In general, in quantum mechanics we can prove probability current or the Schrodinger equation and other quantities are gauge invariant. However, the Hamiltonian isn't gauge invariant. Under a gauge transformation, the Hamiltonian operator changes(or have i understood wrong?) Does this mean that the Hamiltonian doesn't describes a true physical quantity like in classical mechanics?Closing, if the above are correct, do they have any affect on the principle of least action?
Thank you.
Note: The Hamiltonian is: $$H_f = {1 \over 2m} [P- qA(R,t)]^2 +qU(R,t) $$After a gauge transformation: $$H_g = {1 \over 2m} [P- qA'(R,t)]^2 +qU'(R,t) $$. Thus, we have $$H_f \neq H_g $$
Best Answer
Even in classical mechanics, Hamiltonian for one particle in external field EM is function
$$ H(\mathbf r,\mathbf p) = \frac{(\mathbf p - \frac{q}{c}\mathbf A(\mathbf r, t))^2}{2m} + q\phi(\mathbf r,t) $$
where $\mathbf A,\phi$ are any of the valid functions that describe the same external EM field.
The form of the Hamiltonian (dependence on the potentials and $\mathbf r,\mathbf p) is unique, but its value is not; it depends on the choice of the above two functions ("choice of gauge").
This non-uniqueness is no big deal, as Hamiltonian function is mostly a theoretical concept that is useful to formulate the laws and derive other laws; it non-uniqueness is not necessary for that use.
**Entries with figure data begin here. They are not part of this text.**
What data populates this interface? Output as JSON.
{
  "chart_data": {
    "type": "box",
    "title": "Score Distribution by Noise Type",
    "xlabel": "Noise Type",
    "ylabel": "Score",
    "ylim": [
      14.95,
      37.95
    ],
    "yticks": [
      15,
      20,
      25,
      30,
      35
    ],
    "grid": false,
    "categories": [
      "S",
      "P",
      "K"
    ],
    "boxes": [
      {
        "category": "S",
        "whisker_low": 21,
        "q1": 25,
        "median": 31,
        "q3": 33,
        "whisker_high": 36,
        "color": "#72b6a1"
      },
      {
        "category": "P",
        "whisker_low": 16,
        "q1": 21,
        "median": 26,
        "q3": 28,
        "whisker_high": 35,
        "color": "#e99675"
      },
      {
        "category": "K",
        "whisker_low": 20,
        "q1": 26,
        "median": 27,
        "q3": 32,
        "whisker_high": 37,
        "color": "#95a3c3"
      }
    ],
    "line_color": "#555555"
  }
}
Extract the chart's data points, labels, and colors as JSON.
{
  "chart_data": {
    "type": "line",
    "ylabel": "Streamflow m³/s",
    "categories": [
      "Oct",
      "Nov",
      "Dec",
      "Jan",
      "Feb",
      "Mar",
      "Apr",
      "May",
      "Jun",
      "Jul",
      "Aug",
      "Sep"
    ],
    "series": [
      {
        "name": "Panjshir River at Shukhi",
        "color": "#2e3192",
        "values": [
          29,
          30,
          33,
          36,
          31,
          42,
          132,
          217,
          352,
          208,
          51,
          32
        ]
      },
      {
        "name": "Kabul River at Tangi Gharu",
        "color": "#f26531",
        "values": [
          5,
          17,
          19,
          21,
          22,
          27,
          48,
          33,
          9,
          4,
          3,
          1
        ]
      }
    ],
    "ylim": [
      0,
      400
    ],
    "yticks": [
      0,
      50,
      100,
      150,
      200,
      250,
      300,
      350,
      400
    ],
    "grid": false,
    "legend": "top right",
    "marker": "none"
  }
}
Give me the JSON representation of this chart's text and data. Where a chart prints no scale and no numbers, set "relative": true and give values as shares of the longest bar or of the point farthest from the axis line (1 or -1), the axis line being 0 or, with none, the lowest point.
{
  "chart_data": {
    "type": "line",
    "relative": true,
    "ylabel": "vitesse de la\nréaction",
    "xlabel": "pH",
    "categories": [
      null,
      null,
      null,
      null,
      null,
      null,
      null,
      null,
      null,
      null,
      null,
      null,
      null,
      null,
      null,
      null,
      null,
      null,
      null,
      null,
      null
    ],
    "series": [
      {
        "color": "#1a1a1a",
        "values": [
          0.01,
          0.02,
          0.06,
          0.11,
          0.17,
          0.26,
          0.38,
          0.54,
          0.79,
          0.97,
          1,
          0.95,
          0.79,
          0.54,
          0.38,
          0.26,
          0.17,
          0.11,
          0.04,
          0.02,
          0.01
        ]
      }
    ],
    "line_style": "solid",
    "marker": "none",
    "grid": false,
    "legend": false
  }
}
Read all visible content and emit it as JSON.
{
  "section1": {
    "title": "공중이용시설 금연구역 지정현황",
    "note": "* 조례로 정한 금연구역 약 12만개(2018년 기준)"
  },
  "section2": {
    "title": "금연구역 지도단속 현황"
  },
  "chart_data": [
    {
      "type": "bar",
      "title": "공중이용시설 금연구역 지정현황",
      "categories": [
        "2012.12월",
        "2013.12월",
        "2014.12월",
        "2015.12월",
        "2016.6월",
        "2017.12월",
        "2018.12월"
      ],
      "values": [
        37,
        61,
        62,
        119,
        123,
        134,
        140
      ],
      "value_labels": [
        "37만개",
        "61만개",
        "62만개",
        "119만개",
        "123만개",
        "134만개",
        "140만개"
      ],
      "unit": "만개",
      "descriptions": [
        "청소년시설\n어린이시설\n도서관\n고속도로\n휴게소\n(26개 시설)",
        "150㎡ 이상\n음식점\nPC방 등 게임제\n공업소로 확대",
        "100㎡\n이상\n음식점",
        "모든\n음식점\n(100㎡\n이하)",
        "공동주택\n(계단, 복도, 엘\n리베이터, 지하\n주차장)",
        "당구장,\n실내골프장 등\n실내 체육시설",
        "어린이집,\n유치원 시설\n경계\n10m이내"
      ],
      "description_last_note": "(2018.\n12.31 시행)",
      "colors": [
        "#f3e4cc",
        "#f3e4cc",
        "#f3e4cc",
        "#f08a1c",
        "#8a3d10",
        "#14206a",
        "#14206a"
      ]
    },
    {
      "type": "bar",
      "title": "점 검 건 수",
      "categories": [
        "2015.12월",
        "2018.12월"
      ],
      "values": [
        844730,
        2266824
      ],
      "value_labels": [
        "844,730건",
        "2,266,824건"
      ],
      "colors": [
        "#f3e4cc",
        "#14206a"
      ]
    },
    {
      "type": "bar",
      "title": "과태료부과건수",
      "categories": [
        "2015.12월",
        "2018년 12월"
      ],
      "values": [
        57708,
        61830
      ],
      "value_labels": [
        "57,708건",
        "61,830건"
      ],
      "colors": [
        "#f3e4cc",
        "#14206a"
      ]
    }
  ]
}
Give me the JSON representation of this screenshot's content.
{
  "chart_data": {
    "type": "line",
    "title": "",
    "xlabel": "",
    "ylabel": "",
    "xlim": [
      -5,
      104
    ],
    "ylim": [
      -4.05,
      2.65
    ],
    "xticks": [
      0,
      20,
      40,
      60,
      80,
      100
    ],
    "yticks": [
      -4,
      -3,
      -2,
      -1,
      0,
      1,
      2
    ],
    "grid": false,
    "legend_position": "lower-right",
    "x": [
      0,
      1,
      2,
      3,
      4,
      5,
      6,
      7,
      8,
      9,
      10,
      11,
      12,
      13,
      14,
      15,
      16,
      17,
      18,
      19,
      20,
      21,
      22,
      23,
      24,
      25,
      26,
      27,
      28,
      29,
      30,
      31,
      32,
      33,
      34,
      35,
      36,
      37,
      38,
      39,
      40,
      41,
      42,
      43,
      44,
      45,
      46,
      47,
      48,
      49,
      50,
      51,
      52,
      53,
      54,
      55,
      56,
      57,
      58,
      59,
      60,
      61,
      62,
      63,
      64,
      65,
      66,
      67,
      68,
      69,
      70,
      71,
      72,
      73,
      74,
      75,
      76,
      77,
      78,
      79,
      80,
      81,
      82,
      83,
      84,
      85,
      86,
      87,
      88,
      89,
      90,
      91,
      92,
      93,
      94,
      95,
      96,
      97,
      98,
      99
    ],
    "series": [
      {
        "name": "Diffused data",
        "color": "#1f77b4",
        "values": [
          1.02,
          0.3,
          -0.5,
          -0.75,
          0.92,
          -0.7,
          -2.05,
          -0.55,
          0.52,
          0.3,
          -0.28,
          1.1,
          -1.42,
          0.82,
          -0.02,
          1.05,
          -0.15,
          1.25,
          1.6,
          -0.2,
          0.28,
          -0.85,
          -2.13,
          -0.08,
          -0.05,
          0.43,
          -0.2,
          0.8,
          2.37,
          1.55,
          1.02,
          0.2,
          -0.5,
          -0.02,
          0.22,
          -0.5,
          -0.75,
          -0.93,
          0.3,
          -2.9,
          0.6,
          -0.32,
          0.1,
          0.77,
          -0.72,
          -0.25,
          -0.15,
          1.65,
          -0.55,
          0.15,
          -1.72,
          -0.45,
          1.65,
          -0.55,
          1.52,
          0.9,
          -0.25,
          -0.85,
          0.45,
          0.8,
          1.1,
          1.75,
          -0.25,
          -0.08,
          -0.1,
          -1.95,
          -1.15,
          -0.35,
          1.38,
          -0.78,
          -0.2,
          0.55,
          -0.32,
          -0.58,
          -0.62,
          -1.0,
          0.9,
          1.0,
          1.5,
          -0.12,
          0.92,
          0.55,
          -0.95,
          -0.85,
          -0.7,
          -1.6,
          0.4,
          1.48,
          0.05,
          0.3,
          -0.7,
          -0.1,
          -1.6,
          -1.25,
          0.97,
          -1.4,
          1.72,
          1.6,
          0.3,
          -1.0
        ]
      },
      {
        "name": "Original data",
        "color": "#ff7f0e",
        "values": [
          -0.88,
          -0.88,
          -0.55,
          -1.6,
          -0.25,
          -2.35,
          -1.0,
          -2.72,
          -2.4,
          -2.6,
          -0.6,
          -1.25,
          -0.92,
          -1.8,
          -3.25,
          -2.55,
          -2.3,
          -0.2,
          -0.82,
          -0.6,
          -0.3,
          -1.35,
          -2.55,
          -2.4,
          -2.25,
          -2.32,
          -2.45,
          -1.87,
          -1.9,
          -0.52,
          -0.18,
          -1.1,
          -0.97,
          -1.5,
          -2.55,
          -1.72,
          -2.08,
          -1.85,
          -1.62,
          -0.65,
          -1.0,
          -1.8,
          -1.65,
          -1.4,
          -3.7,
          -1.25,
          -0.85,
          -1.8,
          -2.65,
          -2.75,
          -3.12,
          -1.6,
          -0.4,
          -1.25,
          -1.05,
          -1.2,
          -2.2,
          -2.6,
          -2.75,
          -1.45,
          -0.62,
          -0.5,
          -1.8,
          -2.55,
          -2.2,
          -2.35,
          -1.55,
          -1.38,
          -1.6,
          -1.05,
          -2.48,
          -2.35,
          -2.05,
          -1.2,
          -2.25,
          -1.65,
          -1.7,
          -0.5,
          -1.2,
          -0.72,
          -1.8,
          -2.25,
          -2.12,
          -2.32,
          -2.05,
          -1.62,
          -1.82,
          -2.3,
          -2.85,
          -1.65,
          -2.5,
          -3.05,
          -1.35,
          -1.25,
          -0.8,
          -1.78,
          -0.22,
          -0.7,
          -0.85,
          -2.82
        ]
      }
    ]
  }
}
In classical physics, the laws and their consequences can be formulated also in a gauge-independent way with EM fields $\mathbf E,\mathbf B$ only. The potentials and the Hamiltonian can be avoided.
The situation with gauge-dependence is similar to the one with kinetic energy having value that depends on the inertial system it is evaluated for. The value is frame-dependent, but it poses no problem for its use.